Die Reaktionen zeigen, dass ich mich missverständlich ausgedrückt bzw. unvollständig argumentiert habe. Wenn ich "Respekt und Anerkennung" schrieb, so ging ich natürlich davon aus, dass Lebius sich im Verlauf der 1920er Jahre von den Zielen der ehemaligen NDP konsequent distanziert habe und in einem "scharfen Briefwechsel mit Hitler" (Jürgen Wehnert) jede Form der Diskriminierung von Juden abgelehnt habe. Nun kenne ich den Inhalt dieses (noch erhaltenen?) Briefwechsels allerdings nicht. Fest steht aber, dass Lebius 1933 jede publizistische Betätigung verboten wurde, dass er sich aber trotzdem aktiv gegen das Nazi-Regime wandte und 1937 "wegen staatsfeindlicher Tätigkeit" (Wehnert) zu einer langjährigen Haftstrafe verurteilt wurde, die er zuerst im Zuchthaus Tegel und ab 1939 im KZ Sachsenhausen verbringen musste. Im April 1944 wurde er wegen eines Prostataleidens vorzeitig entlassen.

Der langen Rede kurzer Sinn: "Respekt und Anerkennung" zolle ich Lebius nur unter der Voraussetzung, dass er seine Gesinnung von Grund auf änderte und für seine neue Überzeugung schwerstes Leid auf sich nahm. Das wäre zwar angesichts seiner Vorgeschichte höchst erstaunlich. Aber für völlig unmöglich halte ich es nicht.
Werner Fleischer

Re: Spiegel Lebius

Beitrag von Werner Fleischer »

Es gibt durchaus bekannte Widerstandskämpfer die zunächst Hitler nahestanden und sich dann von ihm abwandten.
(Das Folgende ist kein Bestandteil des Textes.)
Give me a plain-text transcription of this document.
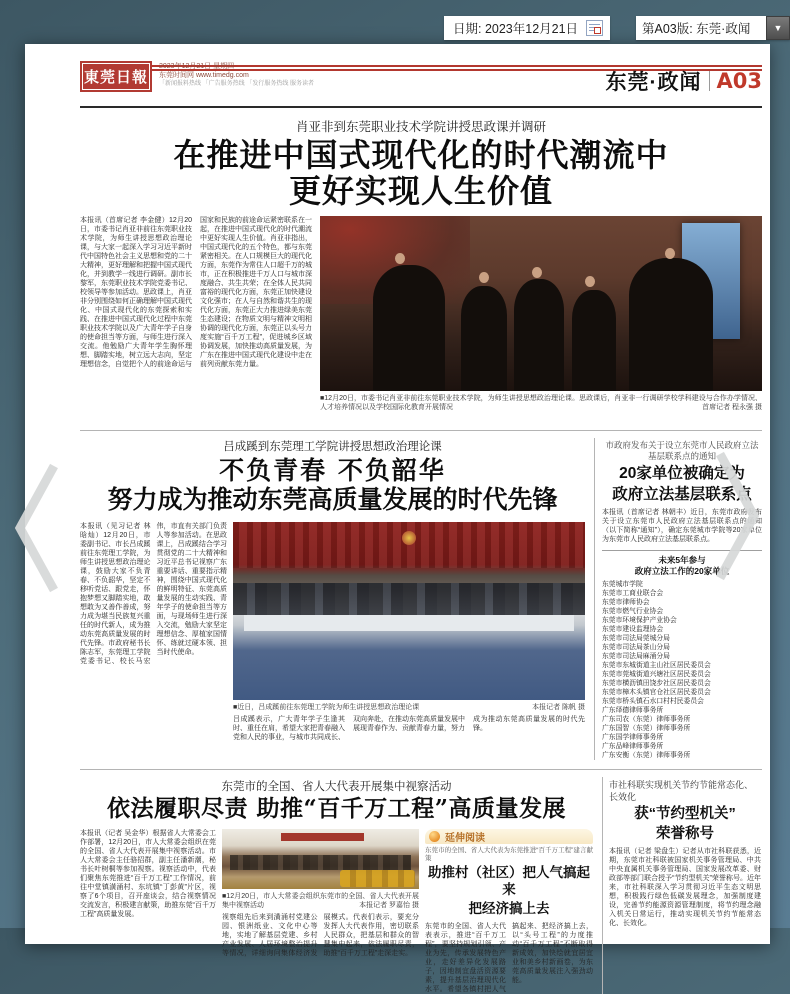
日期: 2023年12月21日	第A03版: 东莞·政闻	▼
東莞日報
2023年12月21日 星期四
东莞时间网 www.timedg.com
「新闻报料热线 「广告服务热线 「发行服务热线 服务读者	东莞·政闻 A03
肖亚非到东莞职业技术学院讲授思政课并调研
在推进中国式现代化的时代潮流中
更好实现人生价值
本报讯（首席记者 李金健）12月20日，市委书记肖亚非前往东莞职业技术学院，为师生讲授思想政治理论课，与大家一起深入学习习近平新时代中国特色社会主义思想和党的二十大精神，更好理解和把握中国式现代化，并到教学一线进行调研。副市长黎军，东莞职业技术学院党委书记、校领导等参加活动。思政课上，肖亚非分别围绕如何正确理解中国式现代化、中国式现代化的东莞探索和实践、在推进中国式现代化过程中东莞职业技术学院以及广大青年学子自身的使命担当等方面，与师生进行深入交流。他勉励广大青年学生胸怀理想、脚踏实地，树立远大志向，坚定理想信念，自觉把个人的前途命运与国家和民族的前途命运紧密联系在一起，在推进中国式现代化的时代潮流中更好实现人生价值。肖亚非指出，中国式现代化的五个特色，都与东莞紧密相关。在人口规模巨大的现代化方面，东莞作为常住人口超千万的城市，正在积极推进千万人口与城市深度融合、共生共荣；在全体人民共同富裕的现代化方面，东莞正加快建设文化强市；在人与自然和谐共生的现代化方面，东莞正大力推进绿美东莞生态建设；在物质文明与精神文明相协调的现代化方面，东莞正以头号力度实施“百千万工程”，促进城乡区域协调发展，加快推动高质量发展，为广东在推进中国式现代化建设中走在前列贡献东莞力量。
■12月20日，市委书记肖亚非前往东莞职业技术学院，为师生讲授思想政治理论课。思政课后，肖亚非一行调研学校学科建设与合作办学情况、人才培养情况以及学校国际化教育开展情况	首席记者 程永强 摄
吕成蹊到东莞理工学院讲授思想政治理论课
不负青春 不负韶华
努力成为推动东莞高质量发展的时代先锋
本报讯（见习记者 林晗灿）12月20日，市委副书记、市长吕成蹊前往东莞理工学院，为师生讲授思想政治理论课，鼓励大家不负青春、不负韶华，坚定不移听党话、跟党走，怀抱梦想又脚踏实地，敢想敢为又善作善成，努力成为堪当民族复兴重任的时代新人，成为推动东莞高质量发展的时代先锋。市政府秘书长陈志军，东莞理工学院党委书记、校长马宏伟，市直有关部门负责人等参加活动。在思政课上，吕成蹊结合学习贯彻党的二十大精神和习近平总书记视察广东重要讲话、重要指示精神，围绕中国式现代化的鲜明特征、东莞高质量发展的生动实践、青年学子的使命担当等方面，与现场师生进行深入交流，勉励大家坚定理想信念、厚植家国情怀、练就过硬本领、担当时代使命。
■近日，吕成蹊前往东莞理工学院为师生讲授思想政治理论课	本报记者 陈帆 摄
吕成蹊表示，广大青年学子生逢其时、重任在肩，希望大家把青春融入党和人民的事业，与城市共同成长、双向奔赴，在推动东莞高质量发展中展现青春作为、贡献青春力量，努力成为推动东莞高质量发展的时代先锋。
市政府发布关于设立东莞市人民政府立法基层联系点的通知
20家单位被确定为
政府立法基层联系点
本报讯（首席记者 林朝丰）近日，东莞市政府发布关于设立东莞市人民政府立法基层联系点的通知（以下简称“通知”），确定东莞城市学院等20家单位为东莞市人民政府立法基层联系点。
未来5年参与
政府立法工作的20家单位
东莞城市学院
东莞市工商业联合会
东莞市律师协会
东莞市燃气行业协会
东莞市环境保护产业协会
东莞市建设监理协会
东莞市司法局莞城分局
东莞市司法局茶山分局
东莞市司法局麻涌分局
东莞市东城街道主山社区居民委员会
东莞市莞城街道兴塘社区居民委员会
东莞市横沥镇田饶步社区居民委员会
东莞市樟木头镇官仓社区居民委员会
东莞市桥头镇石水口村村民委员会
广东绎德律师事务所
广东司农（东莞）律师事务所
广东国智（东莞）律师事务所
广东国学律师事务所
广东品峰律师事务所
广东安衡（东莞）律师事务所
东莞市的全国、省人大代表开展集中视察活动
依法履职尽责 助推“百千万工程”高质量发展
本报讯（记者 吴金华）根据省人大常委会工作部署，12月20日，市人大常委会组织在莞的全国、省人大代表开展集中视察活动。市人大常委会主任骆招群，副主任潘新潮，秘书长叶树桐等参加视察。视察活动中，代表们聚焦东莞推进“百千万工程”工作情况，前往中堂镇潢涌村、东坑镇“丁彭黄”片区，视察了6个项目，召开座谈会，结合视察情况交流发言，积极建言献策，助推东莞“百千万工程”高质量发展。
■12月20日，市人大常委会组织东莞市的全国、省人大代表开展集中视察活动	本报记者 罗嘉怡 摄
视察组先后来到潢涌村党建公园、银洲纸业、文化中心等地，实地了解基层党建、乡村产业发展、人居环境整治提升等情况，详细询问集体经济发展模式。代表们表示，要充分发挥人大代表作用，密切联系人民群众，把基层和群众的智慧集中起来，依法履职尽责，助推“百千万工程”走深走实。
延伸阅读
东莞市的全国、省人大代表为东莞推进“百千万工程”建言献策
助推村（社区）把人气搞起来
把经济搞上去
东莞市的全国、省人大代表表示，推进“百千万工程”，要坚持规划引领、产业为先，传承发展特色产业，走好差异化发展路子，因地制宜盘活资源要素，提升基层治理现代化水平。希望各镇村把人气搞起来、把经济搞上去，以“头号工程”的力度推动“百千万工程”不断取得新成效，加快绘就宜居宜业和美乡村新画卷，为东莞高质量发展注入强劲动能。
市社科联实现机关节约节能常态化、长效化
获“节约型机关”
荣誉称号
本报讯（记者 梁盘生）记者从市社科联获悉，近期，东莞市社科联被国家机关事务管理局、中共中央直属机关事务管理局、国家发展改革委、财政部等部门联合授予“节约型机关”荣誉称号。近年来，市社科联深入学习贯彻习近平生态文明思想，积极践行绿色低碳发展理念，加强制度建设，完善节约能源资源管理制度，将节约理念融入机关日常运行，推动实现机关节约节能常态化、长效化。
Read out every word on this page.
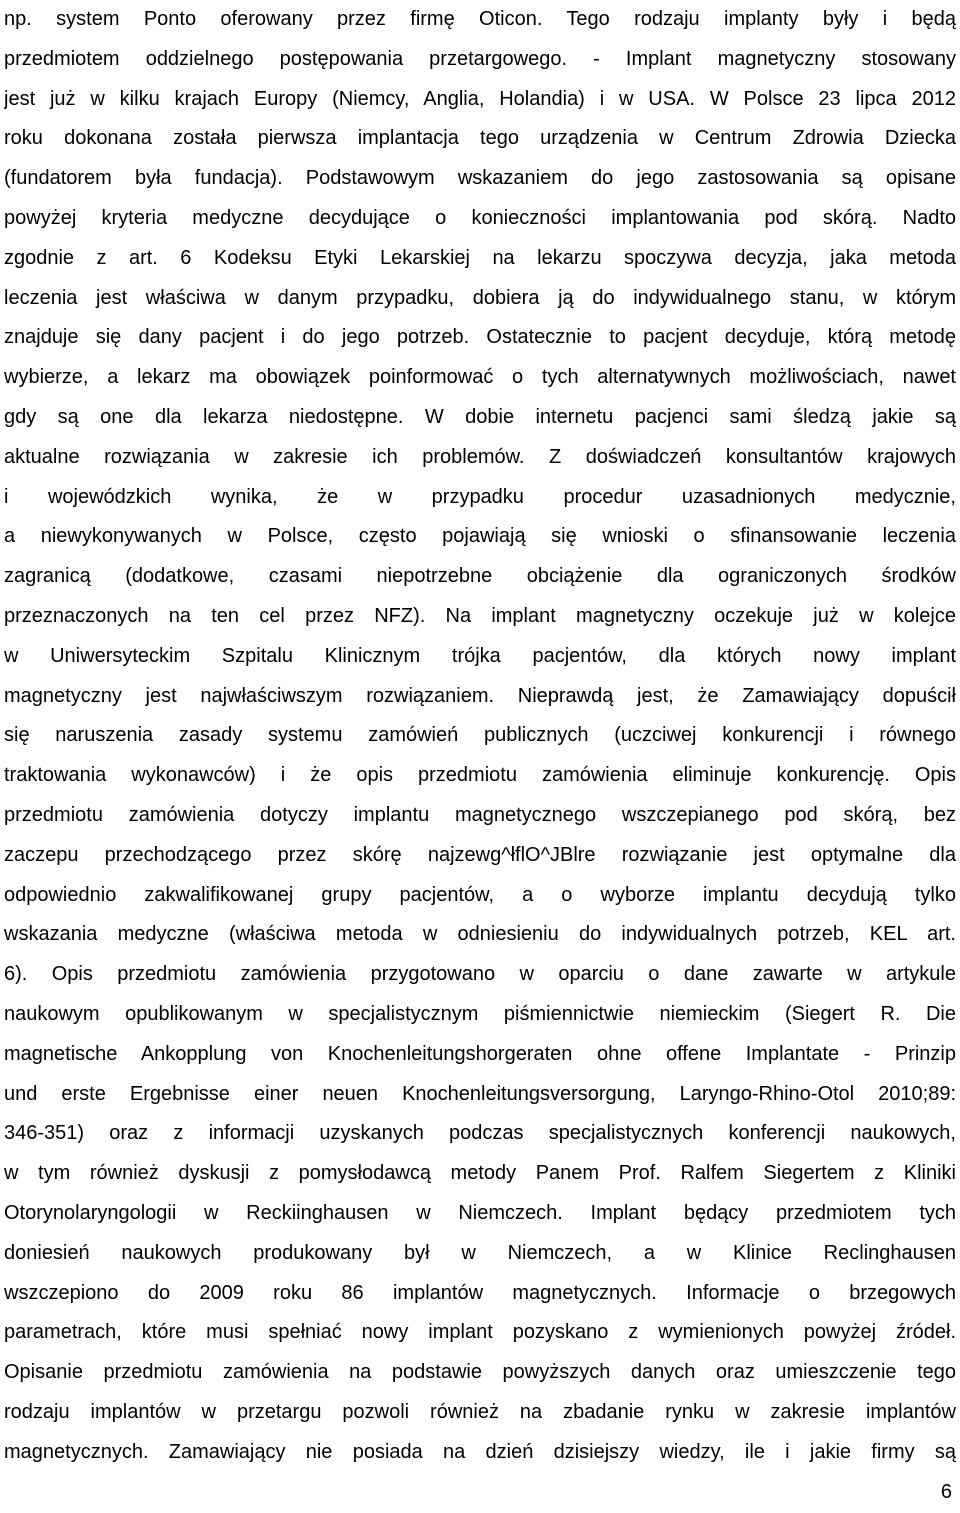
np. system Ponto oferowany przez firmę Oticon. Tego rodzaju implanty były i będą
przedmiotem oddzielnego postępowania przetargowego. - Implant magnetyczny stosowany
jest już w kilku krajach Europy (Niemcy, Anglia, Holandia) i w USA. W Polsce 23 lipca 2012
roku dokonana została pierwsza implantacja tego urządzenia w Centrum Zdrowia Dziecka
(fundatorem była fundacja). Podstawowym wskazaniem do jego zastosowania są opisane
powyżej kryteria medyczne decydujące o konieczności implantowania pod skórą. Nadto
zgodnie z art. 6 Kodeksu Etyki Lekarskiej na lekarzu spoczywa decyzja, jaka metoda
leczenia jest właściwa w danym przypadku, dobiera ją do indywidualnego stanu, w którym
znajduje się dany pacjent i do jego potrzeb. Ostatecznie to pacjent decyduje, którą metodę
wybierze, a lekarz ma obowiązek poinformować o tych alternatywnych możliwościach, nawet
gdy są one dla lekarza niedostępne. W dobie internetu pacjenci sami śledzą jakie są
aktualne rozwiązania w zakresie ich problemów. Z doświadczeń konsultantów krajowych
i wojewódzkich wynika, że w przypadku procedur uzasadnionych medycznie,
a niewykonywanych w Polsce, często pojawiają się wnioski o sfinansowanie leczenia
zagranicą (dodatkowe, czasami niepotrzebne obciążenie dla ograniczonych środków
przeznaczonych na ten cel przez NFZ). Na implant magnetyczny oczekuje już w kolejce
w Uniwersyteckim Szpitalu Klinicznym trójka pacjentów, dla których nowy implant
magnetyczny jest najwłaściwszym rozwiązaniem. Nieprawdą jest, że Zamawiający dopuścił
się naruszenia zasady systemu zamówień publicznych (uczciwej konkurencji i równego
traktowania wykonawców) i że opis przedmiotu zamówienia eliminuje konkurencję. Opis
przedmiotu zamówienia dotyczy implantu magnetycznego wszczepianego pod skórą, bez
zaczepu przechodzącego przez skórę najzewg^łflO^JBlre rozwiązanie jest optymalne dla
odpowiednio zakwalifikowanej grupy pacjentów, a o wyborze implantu decydują tylko
wskazania medyczne (właściwa metoda w odniesieniu do indywidualnych potrzeb, KEL art.
6). Opis przedmiotu zamówienia przygotowano w oparciu o dane zawarte w artykule
naukowym opublikowanym w specjalistycznym piśmiennictwie niemieckim (Siegert R. Die
magnetische Ankopplung von Knochenleitungshorgeraten ohne offene Implantate - Prinzip
und erste Ergebnisse einer neuen Knochenleitungsversorgung, Laryngo-Rhino-Otol 2010;89:
346-351) oraz z informacji uzyskanych podczas specjalistycznych konferencji naukowych,
w tym również dyskusji z pomysłodawcą metody Panem Prof. Ralfem Siegertem z Kliniki
Otorynolaryngologii w Reckiinghausen w Niemczech. Implant będący przedmiotem tych
doniesień naukowych produkowany był w Niemczech, a w Klinice Reclinghausen
wszczepiono do 2009 roku 86 implantów magnetycznych. Informacje o brzegowych
parametrach, które musi spełniać nowy implant pozyskano z wymienionych powyżej źródeł.
Opisanie przedmiotu zamówienia na podstawie powyższych danych oraz umieszczenie tego
rodzaju implantów w przetargu pozwoli również na zbadanie rynku w zakresie implantów
magnetycznych. Zamawiający nie posiada na dzień dzisiejszy wiedzy, ile i jakie firmy są
6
Claus Schenk Graf von Stauffenberg:
"Bei der Reichspräsidentenwahl im April 1932 sprach sich Stauffenberg daher gegen den konservativ-monarchistischen Amtsinhaber Paul von Hindenburg und für Adolf Hitler aus, dessen Ernennung zum Reichskanzler am 30. Januar 1933 er ausdrücklich begrüßte. Stauffenberg war an der militärischen Ausbildung der Mitglieder der Sturmabteilung (SA) beteiligt und organisierte die Übergabe von Waffendepots an die Reichswehr. Am 1. Mai 1933 folgte die Beförderung zum Oberleutnant."
zitiert nach Wikipedia http://de.wikipedia.org/wiki/Claus_Sche ... auffenberg


Sophie Scholl
"Sophie Scholl glaubte zunächst wie ihr zweieinhalb Jahre älterer Bruder Hans Scholl an das von den Nationalsozialisten propagierte Gemeinschaftsideal und trat dem Bund Deutscher Mädel (BDM) bei. Sie veranstaltete wie ihr Bruder Mutproben und Härtetests, um sich und den anderen das Äußerste abzuverlangen."
zitiert nach Wikipedia http://de.wikipedia.org/wiki/Sophie_Scholl

Sicherlich mit die bekanntesten, aber es gibt viele weitere Beispiele dafür das Menschen ihre Meinung änderten und aktiv gegen Hitler eintraten. Hierzu gehörte sicherlich einiges an Mut und die Bereitschaft unangenehme Konsequenzen auf sich zu nehmen. Sicherlich hatte Lebius das Glück das er vor dem Krieg und nicht mitten im Krieg verhaftet wurde. Ansonsten wäre er wohl vor dem Volksgerichtshof gelandet.